八丁味噌の創業は江戸時代初期ですが、それ以前すでに優れた豆味噌を造る技術があり、
それによってできた味噌は風味の良さと長期保存ができ携行に便利なため、三河武士の兵糧と
しても愛されました。そして、徳川家康の江戸開府にともない、関東地方の人々に親しまれると共
に、大名の参勤交代により広く全国にその名を知られるところとなりました。

そんな訳で、お昼の食事は名物『味噌煮込みうどん』をいただきました。




桶狭間・古戦場跡
1560(永禄3)年5月19日、小勢の織田信長が今川義元の大軍を破った古戦場で国の史跡。
東海道では池鯉鮒(知立)宿と有松宿の間に位置するが、両軍とも東海道を通ってはいない。

今は、当時の面影は全然無い住宅地の一画の小さな公園が、古戦場跡とされています。












鳴海と有松
鳴海と有松は隣町で,どちらも絞りで有名ですが,
もとは有松で作った品物を鳴海で販売していたようです


鳴海は戦国時代、織田家と今川家の勢力の境界でした。
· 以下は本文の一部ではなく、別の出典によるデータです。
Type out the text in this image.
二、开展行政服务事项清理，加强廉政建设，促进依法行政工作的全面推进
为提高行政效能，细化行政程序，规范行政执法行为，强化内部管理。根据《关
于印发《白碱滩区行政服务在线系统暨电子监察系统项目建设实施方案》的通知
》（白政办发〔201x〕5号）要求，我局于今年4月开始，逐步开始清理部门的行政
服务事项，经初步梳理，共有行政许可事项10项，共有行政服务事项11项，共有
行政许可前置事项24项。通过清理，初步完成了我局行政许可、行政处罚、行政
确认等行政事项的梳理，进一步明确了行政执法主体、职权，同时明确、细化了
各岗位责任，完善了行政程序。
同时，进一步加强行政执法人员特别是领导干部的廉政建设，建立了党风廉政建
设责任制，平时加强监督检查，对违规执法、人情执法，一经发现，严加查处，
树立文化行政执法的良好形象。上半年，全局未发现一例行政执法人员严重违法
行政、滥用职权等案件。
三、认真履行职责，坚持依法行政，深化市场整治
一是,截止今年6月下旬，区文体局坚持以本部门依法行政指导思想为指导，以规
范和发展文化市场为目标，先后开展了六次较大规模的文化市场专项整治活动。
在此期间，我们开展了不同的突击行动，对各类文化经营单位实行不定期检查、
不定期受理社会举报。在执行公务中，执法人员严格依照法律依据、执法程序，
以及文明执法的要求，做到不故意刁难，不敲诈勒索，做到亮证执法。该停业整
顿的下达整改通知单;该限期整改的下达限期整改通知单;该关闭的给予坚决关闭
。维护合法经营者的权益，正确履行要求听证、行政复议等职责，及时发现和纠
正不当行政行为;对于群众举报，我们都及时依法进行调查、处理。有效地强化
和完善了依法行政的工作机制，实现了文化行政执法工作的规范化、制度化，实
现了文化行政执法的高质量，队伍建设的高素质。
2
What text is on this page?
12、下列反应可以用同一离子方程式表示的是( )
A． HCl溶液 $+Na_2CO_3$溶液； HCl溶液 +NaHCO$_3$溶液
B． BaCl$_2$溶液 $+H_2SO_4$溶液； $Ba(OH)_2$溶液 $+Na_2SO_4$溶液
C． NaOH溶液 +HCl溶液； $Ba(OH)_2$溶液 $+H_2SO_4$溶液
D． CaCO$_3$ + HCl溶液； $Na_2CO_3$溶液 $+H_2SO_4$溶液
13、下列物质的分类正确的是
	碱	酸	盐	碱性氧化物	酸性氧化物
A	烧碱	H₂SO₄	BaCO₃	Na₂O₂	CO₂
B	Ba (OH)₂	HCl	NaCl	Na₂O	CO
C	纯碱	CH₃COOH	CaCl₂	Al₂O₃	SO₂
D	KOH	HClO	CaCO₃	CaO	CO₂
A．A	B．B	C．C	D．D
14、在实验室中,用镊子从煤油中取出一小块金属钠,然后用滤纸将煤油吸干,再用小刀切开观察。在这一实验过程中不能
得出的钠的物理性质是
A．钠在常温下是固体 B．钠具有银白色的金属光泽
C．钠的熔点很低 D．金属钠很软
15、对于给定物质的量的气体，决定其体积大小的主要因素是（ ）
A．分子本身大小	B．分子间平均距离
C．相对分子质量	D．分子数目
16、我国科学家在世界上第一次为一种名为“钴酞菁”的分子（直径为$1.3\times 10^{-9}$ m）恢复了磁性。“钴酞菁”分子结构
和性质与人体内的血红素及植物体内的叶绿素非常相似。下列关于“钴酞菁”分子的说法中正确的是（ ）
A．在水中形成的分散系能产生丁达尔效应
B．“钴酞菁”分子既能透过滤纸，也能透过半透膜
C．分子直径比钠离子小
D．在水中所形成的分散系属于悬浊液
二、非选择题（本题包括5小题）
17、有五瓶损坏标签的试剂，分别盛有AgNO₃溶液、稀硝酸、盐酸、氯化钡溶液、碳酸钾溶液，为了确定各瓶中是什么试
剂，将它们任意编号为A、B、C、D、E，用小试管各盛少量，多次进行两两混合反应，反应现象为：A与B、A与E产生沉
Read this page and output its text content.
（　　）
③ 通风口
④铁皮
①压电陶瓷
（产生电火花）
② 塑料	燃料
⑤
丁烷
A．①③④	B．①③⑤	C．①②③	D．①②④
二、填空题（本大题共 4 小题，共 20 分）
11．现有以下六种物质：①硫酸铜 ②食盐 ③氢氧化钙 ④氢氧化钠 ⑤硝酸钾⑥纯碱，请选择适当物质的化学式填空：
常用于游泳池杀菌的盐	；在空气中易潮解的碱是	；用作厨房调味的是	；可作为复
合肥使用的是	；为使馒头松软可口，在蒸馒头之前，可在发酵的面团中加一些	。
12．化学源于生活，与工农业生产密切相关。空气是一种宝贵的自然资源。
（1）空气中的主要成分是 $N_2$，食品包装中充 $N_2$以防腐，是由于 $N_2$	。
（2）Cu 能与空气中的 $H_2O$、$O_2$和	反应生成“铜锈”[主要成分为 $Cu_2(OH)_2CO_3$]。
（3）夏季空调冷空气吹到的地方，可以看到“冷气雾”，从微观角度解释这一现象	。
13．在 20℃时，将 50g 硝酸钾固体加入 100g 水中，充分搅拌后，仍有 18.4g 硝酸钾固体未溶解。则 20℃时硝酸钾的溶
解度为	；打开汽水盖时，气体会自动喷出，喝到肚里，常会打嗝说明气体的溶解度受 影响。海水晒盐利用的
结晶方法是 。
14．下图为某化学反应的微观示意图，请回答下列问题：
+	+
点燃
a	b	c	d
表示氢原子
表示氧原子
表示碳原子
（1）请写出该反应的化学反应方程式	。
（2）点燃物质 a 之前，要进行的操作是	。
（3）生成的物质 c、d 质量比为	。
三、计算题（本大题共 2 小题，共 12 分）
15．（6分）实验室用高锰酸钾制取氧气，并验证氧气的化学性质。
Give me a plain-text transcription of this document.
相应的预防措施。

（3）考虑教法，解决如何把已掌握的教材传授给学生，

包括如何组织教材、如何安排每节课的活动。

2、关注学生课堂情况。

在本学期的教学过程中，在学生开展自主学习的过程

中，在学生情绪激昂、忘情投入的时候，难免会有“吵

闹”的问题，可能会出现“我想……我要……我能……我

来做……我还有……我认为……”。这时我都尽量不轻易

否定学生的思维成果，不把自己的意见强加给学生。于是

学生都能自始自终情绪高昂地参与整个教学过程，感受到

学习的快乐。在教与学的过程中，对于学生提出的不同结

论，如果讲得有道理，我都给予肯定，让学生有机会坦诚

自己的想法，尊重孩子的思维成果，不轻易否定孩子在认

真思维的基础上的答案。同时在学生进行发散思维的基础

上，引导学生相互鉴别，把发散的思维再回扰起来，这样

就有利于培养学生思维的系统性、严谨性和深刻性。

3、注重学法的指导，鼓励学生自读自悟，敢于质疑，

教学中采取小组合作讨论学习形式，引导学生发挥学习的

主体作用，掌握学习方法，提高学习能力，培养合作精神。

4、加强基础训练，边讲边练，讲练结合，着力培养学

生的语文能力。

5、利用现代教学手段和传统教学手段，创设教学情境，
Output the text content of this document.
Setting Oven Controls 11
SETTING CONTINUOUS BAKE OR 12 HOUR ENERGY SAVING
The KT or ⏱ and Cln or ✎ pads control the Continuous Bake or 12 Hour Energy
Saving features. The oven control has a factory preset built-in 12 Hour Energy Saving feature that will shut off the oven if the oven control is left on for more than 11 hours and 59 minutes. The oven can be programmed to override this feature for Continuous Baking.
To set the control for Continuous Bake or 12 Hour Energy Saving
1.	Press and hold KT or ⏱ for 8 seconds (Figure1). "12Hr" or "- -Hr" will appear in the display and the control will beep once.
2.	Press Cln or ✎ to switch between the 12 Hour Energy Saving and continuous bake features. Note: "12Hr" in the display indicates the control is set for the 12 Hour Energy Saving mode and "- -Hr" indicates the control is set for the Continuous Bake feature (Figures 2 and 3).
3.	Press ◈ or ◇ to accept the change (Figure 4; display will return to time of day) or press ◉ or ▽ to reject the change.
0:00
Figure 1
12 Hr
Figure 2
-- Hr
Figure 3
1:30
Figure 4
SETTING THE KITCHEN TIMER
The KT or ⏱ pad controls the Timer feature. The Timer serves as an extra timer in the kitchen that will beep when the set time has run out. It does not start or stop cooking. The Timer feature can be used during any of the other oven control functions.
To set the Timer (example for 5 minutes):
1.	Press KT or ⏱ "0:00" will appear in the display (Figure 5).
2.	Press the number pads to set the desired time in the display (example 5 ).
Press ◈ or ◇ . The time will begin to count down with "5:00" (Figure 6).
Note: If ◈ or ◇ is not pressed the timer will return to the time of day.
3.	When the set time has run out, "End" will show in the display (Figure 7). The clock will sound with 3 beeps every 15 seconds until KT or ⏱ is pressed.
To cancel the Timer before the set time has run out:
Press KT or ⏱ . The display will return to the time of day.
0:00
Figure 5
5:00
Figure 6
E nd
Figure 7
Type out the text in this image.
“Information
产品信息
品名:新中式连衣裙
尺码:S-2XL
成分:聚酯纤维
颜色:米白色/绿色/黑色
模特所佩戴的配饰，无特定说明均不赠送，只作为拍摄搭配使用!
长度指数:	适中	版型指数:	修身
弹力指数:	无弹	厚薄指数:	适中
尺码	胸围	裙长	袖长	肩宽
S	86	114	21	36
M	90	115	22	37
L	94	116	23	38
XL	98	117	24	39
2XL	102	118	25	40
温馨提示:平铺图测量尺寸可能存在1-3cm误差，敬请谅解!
そのためここにはかつて鳴海城がありました。
なお鳴海城は戦国時代に廃城になっています。
また鳴海という名が示しているように、このあたりはかつては海に近かったと言われています。やがて
土砂の堆積などで海は遙か遠くなり、
♪、遠くなり 近くなるみ(鳴海)の浜千鳥 鳴く音に 汐のみちひをぞ 知る
とも詠まれたかつての風情は今では見ることができませんが・・・



東海道の古い町並みの風情が残る有松を歩きました。


有松・鳴海・絞り
有松の絞会館では、絞りの実演と、絞りの染めした品の、展示がなされてます。